En dépit des discours et des professions de foi, les énergies fossiles continuent de dominer le paysage énergétique mondial, et chaque année qui passe nous éloigne un peu plus de l'objectif de stabiliser le climat. C'est l'avertissement, nouveaux chiffres à l'appui, que lance l'Agence internationale de l'énergie (AIE) dans son nouveau rapport intitulé Tracking Clean Energy Progress.

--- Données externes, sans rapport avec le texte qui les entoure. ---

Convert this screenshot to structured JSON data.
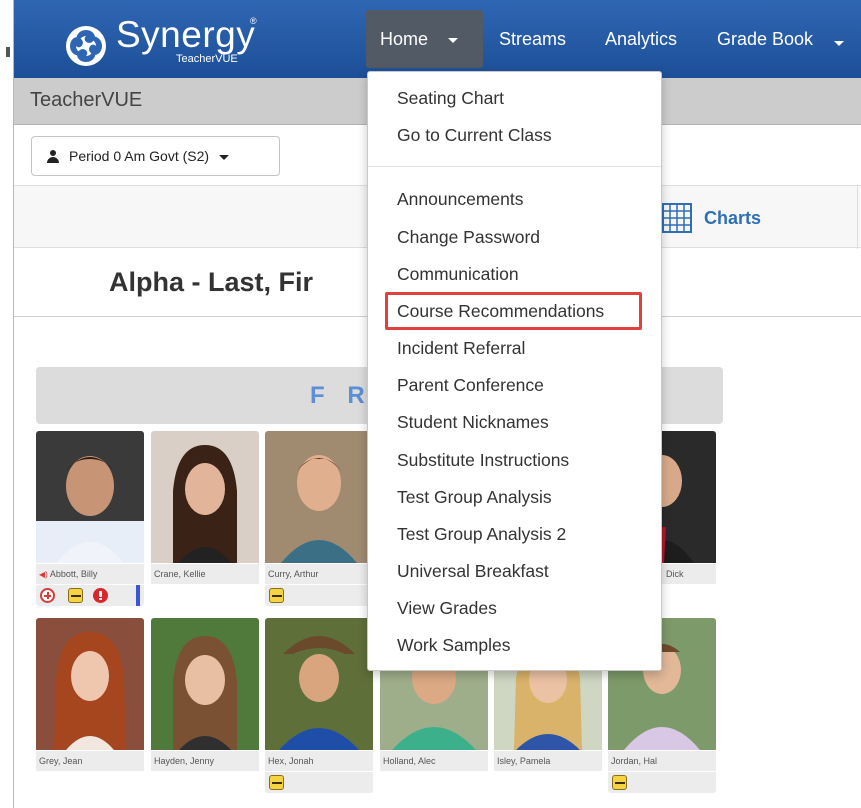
{
  "app": {
    "brand": "Synergy",
    "brand_sub": "TeacherVUE",
    "registered_mark": "®"
  },
  "nav": {
    "home": "Home",
    "streams": "Streams",
    "analytics": "Analytics",
    "gradebook": "Grade Book"
  },
  "page": {
    "app_title": "TeacherVUE",
    "period_selector": "Period 0 Am Govt (S2)",
    "charts_label": "Charts",
    "heading": "Alpha - Last, Fir",
    "front_label": "F R"
  },
  "menu": {
    "items": [
      "Seating Chart",
      "Go to Current Class",
      "Announcements",
      "Change Password",
      "Communication",
      "Course Recommendations",
      "Incident Referral",
      "Parent Conference",
      "Student Nicknames",
      "Substitute Instructions",
      "Test Group Analysis",
      "Test Group Analysis 2",
      "Universal Breakfast",
      "View Grades",
      "Work Samples"
    ],
    "highlighted": "Course Recommendations"
  },
  "students": {
    "row1": [
      "Abbott, Billy",
      "Crane, Kellie",
      "Curry, Arthur",
      "Dick"
    ],
    "row2": [
      "Grey, Jean",
      "Hayden, Jenny",
      "Hex, Jonah",
      "Holland, Alec",
      "Isley, Pamela",
      "Jordan, Hal"
    ]
  },
  "colors": {
    "navbar": "#2f66b3",
    "home_active": "#525a66",
    "charts_link": "#2f6fb6",
    "front_text": "#5b8fd6",
    "highlight_border": "#e04040"
  },
  "icons": {
    "logo": "synergy-logo-icon",
    "user": "user-icon",
    "charts": "grid-icon",
    "speaker": "speaker-icon",
    "medical": "medical-plus-icon",
    "bee": "bee-icon",
    "alert": "alert-icon"
  }
}
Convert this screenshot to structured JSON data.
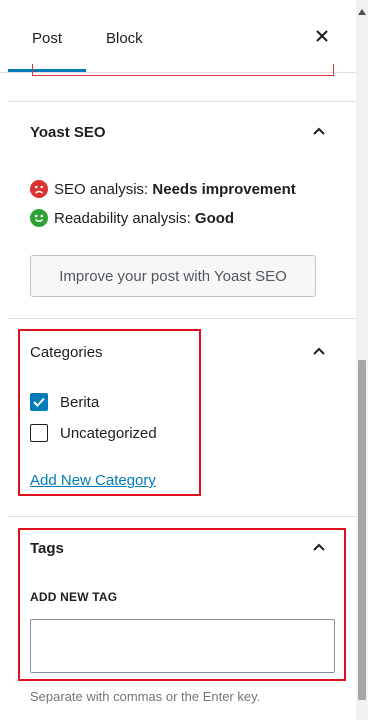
{
  "tabs": {
    "post": "Post",
    "block": "Block"
  },
  "yoast": {
    "title": "Yoast SEO",
    "seo_label": "SEO analysis:",
    "seo_value": "Needs improvement",
    "readability_label": "Readability analysis:",
    "readability_value": "Good",
    "button": "Improve your post with Yoast SEO"
  },
  "categories": {
    "title": "Categories",
    "items": [
      {
        "label": "Berita",
        "checked": true
      },
      {
        "label": "Uncategorized",
        "checked": false
      }
    ],
    "add_new": "Add New Category"
  },
  "tags": {
    "title": "Tags",
    "field_label": "ADD NEW TAG",
    "input_value": "",
    "help": "Separate with commas or the Enter key."
  },
  "colors": {
    "accent": "#007cba",
    "highlight": "#e0101e",
    "seo_bad": "#dc3232",
    "readability_good": "#2fa236"
  }
}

Mis à jour le 18 avr. 2013
Charles Côté LA PRESSE

Toujours autant de carbone par unité d'énergie

Le constat est navrant: la production d'énergie implique toujours autant d'émissions de gaz à effet de serre (GES) qu'il y a 40 ans, comme le montre un tout nouvel indice créé par l'AIE. Cette ligne presque droite doit pourtant s'infléchir fortement vers le bas si on souhaite stabiliser le réchauffement à 2 oC. La poursuite des politiques actuelles nous pousse vers un réchauffement de 6 degrés Celsius.

L'électricité fait une percée sur les routes

Rare point positif, les ventes de véhicules hybrides continuent d'augmenter et ont franchi le million d'unités en 2012, après une augmentation de 43 %. Cependant, pour stabiliser le réchauffement du à 2 degrés Celsius, les ventes doivent continuer d'augmenter de 50 % chaque année d'ici 2020. Et celles des véhicules totalement électriques doivent afficher une hausse annuelle de 80 %.

Nombre de véhicules électriques

Actuel        Requis en 2020

180 000      20 000 000

Retour en force du charbon

Les centrales au charbon se multiplient en Inde et en Chine, et l'usage du charbon croît même en Europe, signale l'AIE. Pire: la moitié des centrales construites en 2011 utilisent des technologies inefficaces et désuètes. Le rythme de croissance actuel dans ce secteur nous éloigne rapidement de la cible de stabilisation du climat à 2 degrés Celsius de réchauffement et nous entraîne même au-delà d'un réchauffement de 6 degrés Celsius. La clé pour infléchir la tendance: freiner les émissions par une taxe carbone ou un système de plafond et d'échange des émissions.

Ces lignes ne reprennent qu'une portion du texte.